I step to the side to let them pass into the coffee shop behind me when a conspicuous orange-red light shines from within the alley.

A James Dean-type leans against the wall in front of me, clutching an unlit cigarette in his shaking fingers. His white T-shirt is painted with bloodstains.

“Hey, you got a light?” he says. I ignore him and crane my neck to squint over his shoulder into the brightness.

Not one but two angels are there. My heart nearly stops. I’ve never seen two at once, but thoughts of Caleb’s Vultures freeze me in place. Then I see a pair of ragged boots on the ground. The boots twitch, and the body attached stands, but an identical pair of feet remains on the concrete. My shoulders relax a bit; at least one of these is an Angel of Death.

I wonder what her pitch is? “Come with me if you want to — ” not live, not die, maybe live again? I’ve never been religious, not only because of the visible evidence that most of what the preachers said was crap, but because if there was a higher power, he or she had ignored me since birth. A little divine intervention would have been nice.

The dead guy is homeless, he’s agitated and shaky, probably just OD’d. Those types usually act erratically in their afterlife, like they’re stuck forever on a trip gone wrong. The homeless guy mutters and starts shuffling away from the angels. They don’t do anything. All I can see is light, no heads or faces, but I get the impression that they’re watching him leave.

He walks toward me, muttering under his breath.

“Hey,” I say to him. His eyes are wild and unfocused. Clumps of hair are matted to his head. “You should go back with them. There’s nothing out there for you.” He doesn’t listen and shuffles past me out into the street.

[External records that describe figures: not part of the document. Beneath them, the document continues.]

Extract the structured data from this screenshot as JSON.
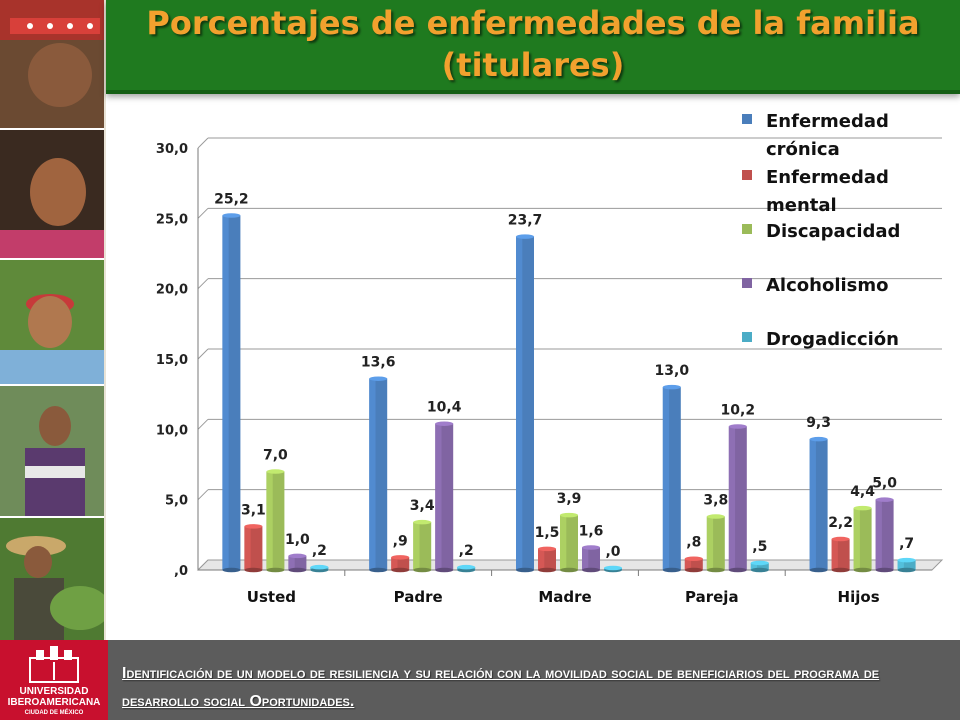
{
  "title": "Porcentajes de enfermedades de la familia\n(titulares)",
  "footer": {
    "text": "Identificación de un modelo de resiliencia y su relación con la movilidad social de beneficiarios del programa de desarrollo social Oportunidades.",
    "logo_line1": "UNIVERSIDAD",
    "logo_line2": "IBEROAMERICANA",
    "logo_line3": "CIUDAD DE MÉXICO"
  },
  "colors": {
    "title_bar": "#1f7a1f",
    "title_text": "#f2a12e",
    "footer_bar": "#5c5c5c",
    "logo_red": "#c8102e"
  },
  "chart_data": {
    "type": "bar",
    "title": "",
    "xlabel": "",
    "ylabel": "",
    "categories": [
      "Usted",
      "Padre",
      "Madre",
      "Pareja",
      "Hijos"
    ],
    "ylim": [
      0,
      30
    ],
    "yticks": [
      ",0",
      "5,0",
      "10,0",
      "15,0",
      "20,0",
      "25,0",
      "30,0"
    ],
    "grid": true,
    "legend_position": "top-right",
    "series": [
      {
        "name": "Enfermedad crónica",
        "color": "#4a7ebb",
        "values": [
          25.2,
          13.6,
          23.7,
          13.0,
          9.3
        ],
        "labels": [
          "25,2",
          "13,6",
          "23,7",
          "13,0",
          "9,3"
        ]
      },
      {
        "name": "Enfermedad mental",
        "color": "#c0504d",
        "values": [
          3.1,
          0.9,
          1.5,
          0.8,
          2.2
        ],
        "labels": [
          "3,1",
          ",9",
          "1,5",
          ",8",
          "2,2"
        ]
      },
      {
        "name": "Discapacidad",
        "color": "#9bbb59",
        "values": [
          7.0,
          3.4,
          3.9,
          3.8,
          4.4
        ],
        "labels": [
          "7,0",
          "3,4",
          "3,9",
          "3,8",
          "4,4"
        ]
      },
      {
        "name": "Alcoholismo",
        "color": "#8064a2",
        "values": [
          1.0,
          10.4,
          1.6,
          10.2,
          5.0
        ],
        "labels": [
          "1,0",
          "10,4",
          "1,6",
          "10,2",
          "5,0"
        ]
      },
      {
        "name": "Drogadicción",
        "color": "#4bacc6",
        "values": [
          0.2,
          0.2,
          0.0,
          0.5,
          0.7
        ],
        "labels": [
          ",2",
          ",2",
          ",0",
          ",5",
          ",7"
        ]
      }
    ]
  }
}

I shake my head. The angels are still there, and now it feels like they’re staring at me.

Something shoots through me, maybe it’s a residual of the few hours I spent blissfully free of the dead. Seeing the world the way normal people do. Knowing what I’ve been missing. What life could have been like. All I know is I’m angry. For me, for Caleb, for all the dead who wander the world — it isn’t right. Before I know it, I’m stalking down the alley to come face-to-light with these two angels.

I’d expected heat based on the brightness, but there isn’t anything — just blobs of illumination in vaguely person-like shapes. I round on them.

“Why don’t you
make
them go with you? Why leave them to just wander around? What do you think they can do here? Take care of unfinished business? No one can see them! No one but me. You know sometimes they go crazy, right?” I want to pull up my sleeve and show them my arm, my useless left hand, but I don’t. It’s too personal, and I’m too mad. “If you all are supposed to care for us, to help us, then don’t just leave them here wandering around mindlessly. Take them wherever they’re supposed to go. Let them be reborn or whatever. It’s cruel.”

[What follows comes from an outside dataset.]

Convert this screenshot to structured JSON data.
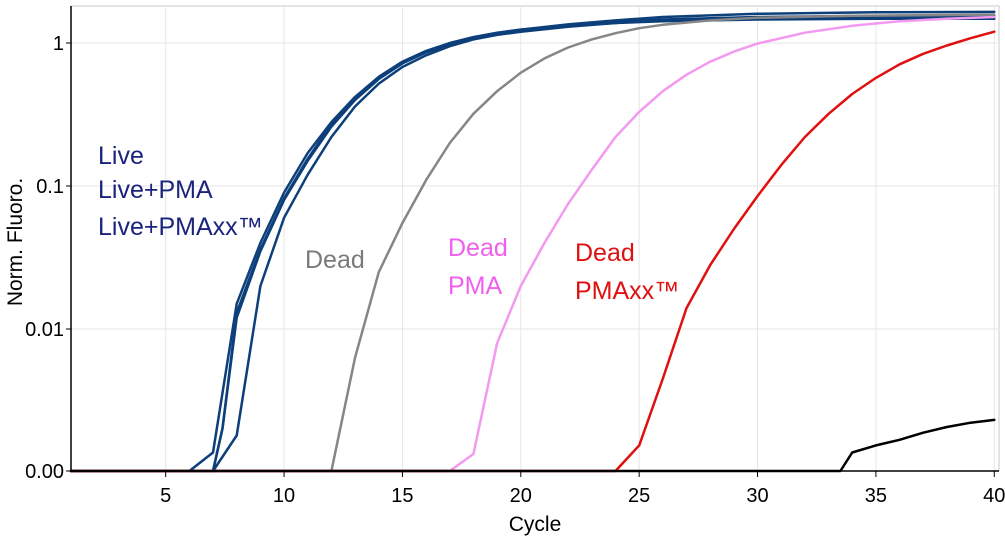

My voice is shaking by the end of my rant, and I feel spent. My body sags, and suddenly I wonder if I was wrong in my assessment. Caleb said the Vultures always traveled in twos, and their light is supposed to be black somehow. I’m certain one of these is an Angel of Death. The other one shines a few shades lighter, with more of a yellowish tint. This one dims while the Angel of Death darts into the air like a flare and disappears.

My anger dissolves, leaving me empty and cold. I turn and make my way toward the front of the alley when I hear a voice behind me.

“They must have a choice.”

My heart races, and I turn back.

I don’t know what I expected an angel to look like in human form, but the man behind me is not it. Based on Caleb’s smooth and innocent face, I thought a full angel might be much the same way. This man appears to be a few years older than me. Bright blue eyes regard me from a rugged face. His eyes have premature crinkles like he’s been working in the sun, and there’s a sturdy masculinity to him that I didn’t expect. Short curly brown hair covers his head. He’s dressed simply in a loose-fitting black shirt and pants, feet bare.